The Khmer Rouge came to power as a result of its strategic location and the decisions made by both its rulers and those of the United States. Those decisions had great consequences for Cambodia, as Pol Pot’s regime imposed its bizarre ideology on the country.
Cambodia became involved in the Vietnam War because the North Vietnamese used it as a conduit for men and supplies to South Vietnam. Its leader, Norodom Sihanouk, did not intervene, for fear his country might be dragged into the war. However, following the Tet Offensive, the VC’s presence in Cambodia increased, and President Nixon decided to clear the so-called ‘sanctuaries’. At first, this took the form of bombing, but when that proved ineffective Nixon ordered a ground offensive. Sihanouk refused to accede, so the US encouraged a coup against him in March 1970. His replacement, Lon Nol, declared war on the VC, and invited the US to invade.
The operation was a minor success for the US, but had catastrophic consequences for Cambodia.

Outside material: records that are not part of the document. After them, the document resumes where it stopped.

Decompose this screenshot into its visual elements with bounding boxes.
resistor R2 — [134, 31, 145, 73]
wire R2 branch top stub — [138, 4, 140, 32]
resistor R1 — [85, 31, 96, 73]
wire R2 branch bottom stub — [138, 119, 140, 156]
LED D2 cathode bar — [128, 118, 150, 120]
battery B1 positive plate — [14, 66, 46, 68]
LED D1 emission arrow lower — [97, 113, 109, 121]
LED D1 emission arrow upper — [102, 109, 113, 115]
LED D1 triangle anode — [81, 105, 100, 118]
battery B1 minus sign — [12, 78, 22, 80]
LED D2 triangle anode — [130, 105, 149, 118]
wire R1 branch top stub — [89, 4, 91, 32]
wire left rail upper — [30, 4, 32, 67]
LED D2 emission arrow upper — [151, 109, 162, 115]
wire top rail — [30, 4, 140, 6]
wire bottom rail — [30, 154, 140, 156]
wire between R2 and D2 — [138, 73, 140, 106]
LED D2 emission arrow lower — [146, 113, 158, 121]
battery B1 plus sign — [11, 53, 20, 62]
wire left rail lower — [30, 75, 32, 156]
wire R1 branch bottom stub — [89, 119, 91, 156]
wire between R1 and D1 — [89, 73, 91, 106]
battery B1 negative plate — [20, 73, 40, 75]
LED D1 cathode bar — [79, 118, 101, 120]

The incursion drove the VC/NVA deeper inland, giving them control of about half the country by the middle of 1970. The North Vietnamese sought local allies to fight the war for them, and chose the Khmer Rouge (KR) – an obscure guerrilla group numbering about 3,000 men. The KR now found themselves armed with Chinese and Russian weapons, supplied via the Ho Chi Minh trail.
Sihanouk too acted to intensify the conflict, by urging his people to join the KR and fight Lon Nol. This gave the KR legitimacy, allowing them to grow to 60,000.
As the war turned against the Cambodian army, the US stepped up the bombing campaign, but this only played into the KR’s hands. Thousands joined the guerrillas, allowing the VC/NVA to withdraw in 1973, as part of the Paris Peace Agreement.
With American troops now out of Vietnam, Congress ordered a halt to the bombing in August, 1973, leaving the Khmer Rouge in control of most of the country. By April 1975, their forces had taken the capital, becoming the undisputed rulers of Cambodia. Pol Pot and his henchmen now transformed almost every aspect of Cambodian life, building the kind of classless society they had advocated for years.